Eu finjo, como finge qualquer ser humano, que construo uma rede de relações saudáveis, que respeito seus componentes, que os tenho amor e que entregaria a minha própria vida, sem pensar, por qualquer um deles. Eu minto, como eles mentem. Nós mentimos, eu e você, sempre que estamos juntos – e assim somos felizes.
Mas o pior não é mentir para os outros – “seu vestido é lindo” – nem mentir para si mesmo – “eu não tenho culpa” – pois, afinal, somos apenas humanos. A grande insensatez, por incrível que pareça, é a tal noção da verdade. Perdão pela sinceridade, mas somos todos grandes loucos se cremos de alguma forma na existência dessa dama mordaz e passional que, desde já, será registrada sob o peso da maiúscula: Verdade.
Dama ou meretriz, a Verdade consiste, na verdade, no Deus único, de cada homem único, que forma o imenso panteão do monoteísmo politeísta da humanidade. Cada homem guarda consigo uma aurora, enfiada no bolso, pronta para ser sacada e iluminar igualmente todo o coletivo com o peso de sua grandiloqüência.
Digo que a Verdade é tão sordidamente humana justamente por se pretender sobre-humana; ela não verga e prevalece, supostamente, diante de tudo e todos, como uma tela de cinema que exibe seu conteúdo inconteste para um espectador passivo. A Verdade alimenta as guerras, opõe egos, depõe a sensatez e distancia o homem de sua verdadeira missão: a insignificância consciente.

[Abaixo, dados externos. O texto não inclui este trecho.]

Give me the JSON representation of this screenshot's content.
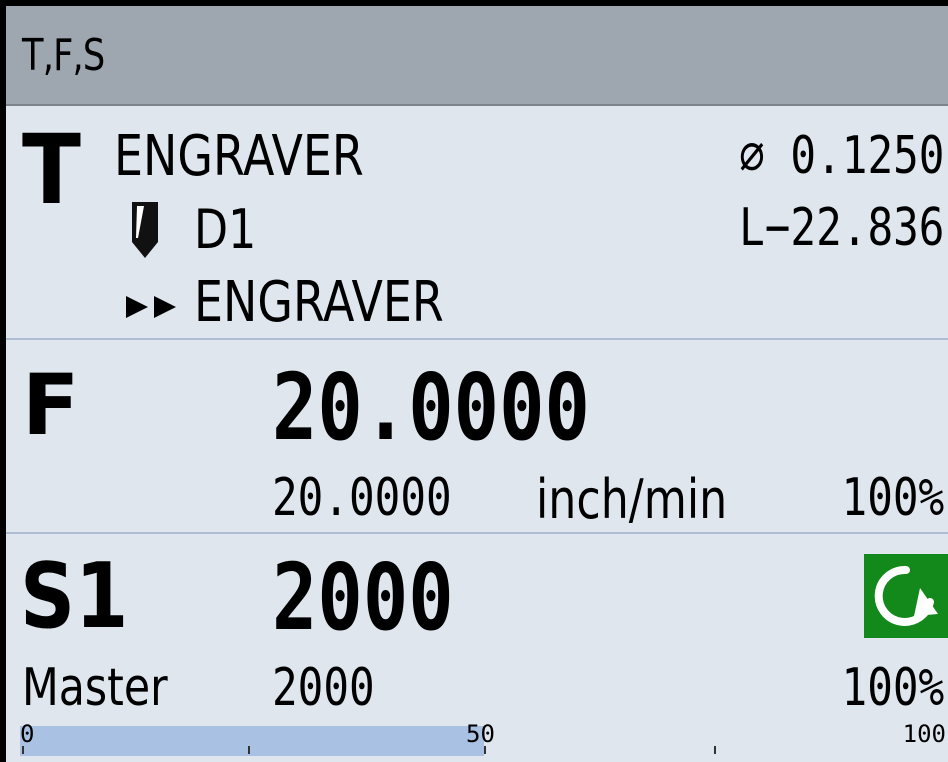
{
  "header": {
    "title": "T,F,S"
  },
  "tool": {
    "letter": "T",
    "name": "ENGRAVER",
    "edge": "D1",
    "next_tool": "ENGRAVER",
    "diameter": "⌀ 0.1250",
    "length": "L−22.836",
    "icons": {
      "tool": "tool-shank-icon",
      "next": "double-arrow-icon"
    }
  },
  "feed": {
    "letter": "F",
    "value": "20.0000",
    "actual": "20.0000",
    "unit": "inch/min",
    "override": "100%"
  },
  "spindle": {
    "letter": "S1",
    "value": "2000",
    "label": "Master",
    "actual": "2000",
    "override": "100%",
    "direction_icon": "spindle-rotation-cw-icon",
    "icon_color": "#12891a",
    "load_percent": 50,
    "scale": {
      "min": "0",
      "mid": "50",
      "max": "100"
    }
  }
}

Como ser humano que sou, desde 1910, reverencio a mentira dentro de seus contornos bem definidos e essencialmente humanos: ela é moldável, adaptável aos sujeitos e situações, ela é calculada, refletida e socialmente culpável. A mentira é o conforto da alma e o asilo das relações. Ela se opõe à Verdade e, entre uma e outra, estabelecemos a distância como ponto morto das nossas próprias intolerâncias.